Did I present the development correctly? Or did I just at some point somehow garble my Java setup to a point where it would refuse running sandboxed Applets for me personally?

What's the rationale here? How is running signed applets from unknown people without a sandbox any safer than running unsigned applets from these same people in a sandbox? Is the sandbox really that buggy?


The Java Sandbox was bypassed a lot in the last years and Java established itself as one as the major attack vectors in drive-by-downloads. To mitigate the problem Oracle decided to only allow applets signed by a trusted CA (i.e. no unsigned or self-signed), since this is at least increases the efforts needed by the malware author. Also, certificates used for signing can be revoked to limit the impact of a certificate used for signing malware. This change to the platform was done in 2013 with Java 7u21.

This does not mean that all these applets run outside the sandbox. To cite oracle:

As of 7u21, signing no longer automatically equates to privileged execution, ..

Thus if the applet uses privileged execution depends on the exact way it was embedded and on the permissions it implicitly or explicitly requests. With Java 7u51 further restrictions were added and all applets must now contain the list of permissions they need.

Apart from that it is recommended to remove tje Java plugin completely for security reasons or at least make applets click to play, which is the default in several browsers now.

  • Thanks! The quotation in particular was something completely missing from my understanding, and with this signed-but-sandboxed alternative in place the whole thing does indeed make a lot more sense. I guess I should pay attention to that distinction in the future, and from developers I don't know or trust only accept to run sandboxed applets. – MvG Dec 2 '15 at 10:59

How is running signed applets from unknown people without a sandbox any safer than running unsigned applets from these same people in a sandbox?

It isn't. Anyone can buy a code signing certificate. It is just meant to digitally sign your app and the users can check the signature and see if if is the signature of the official developer.

Is the sandbox really that buggy?

There were always critical vulnerabilities in the JVM in the past which allowed apps to break out and so on but were fixed. Theoretically there can be 0days which abuse a new unknown vulnerability in the sandbox or specific classes.
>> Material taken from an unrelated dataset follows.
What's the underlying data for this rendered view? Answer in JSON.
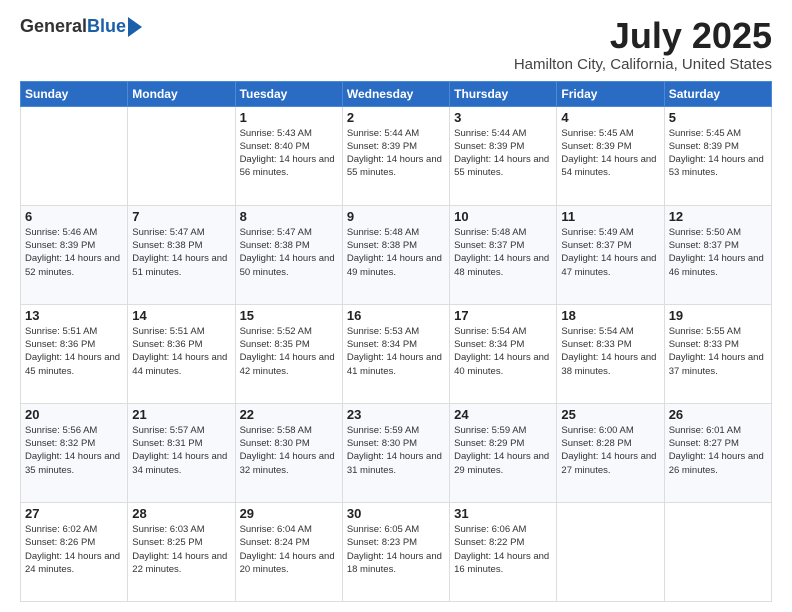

Digital signatures are just to verify that the downloaded and used app comes from the original developer / author who has the private key for signing his apps but no other person.

The basic concept is described here: https://docs.oracle.com/javase/tutorial/security/sigcert/index.html

Digital Signatures

The basic idea in the use of digital signatures is as follows.

  1. You "sign" the document or code using one of your private keys, which you can generate by using keytool or security API methods. That is, you generate a digital signature for the document or code, using the jarsigner tool or Security API methods.
  2. You send your signed document to your recipient.
  3. You also supply your recipient with your public key. This public key corresponds to the private key you originally used to generate the signature.
  4. Your recipient uses your public key to verify that your document came from you and was not modified before it reached him/her.

A recipient needs to ensure that your public key itself is authentic before he/she can use it to verify that your signature is authentic. Therefore, you will usually supply a certificate that contains your public key together with the key of a Certificate Authority who can vouch for your key's authenticity. See the next section for details.

Also malware can be digitally signed, this is not uncommon.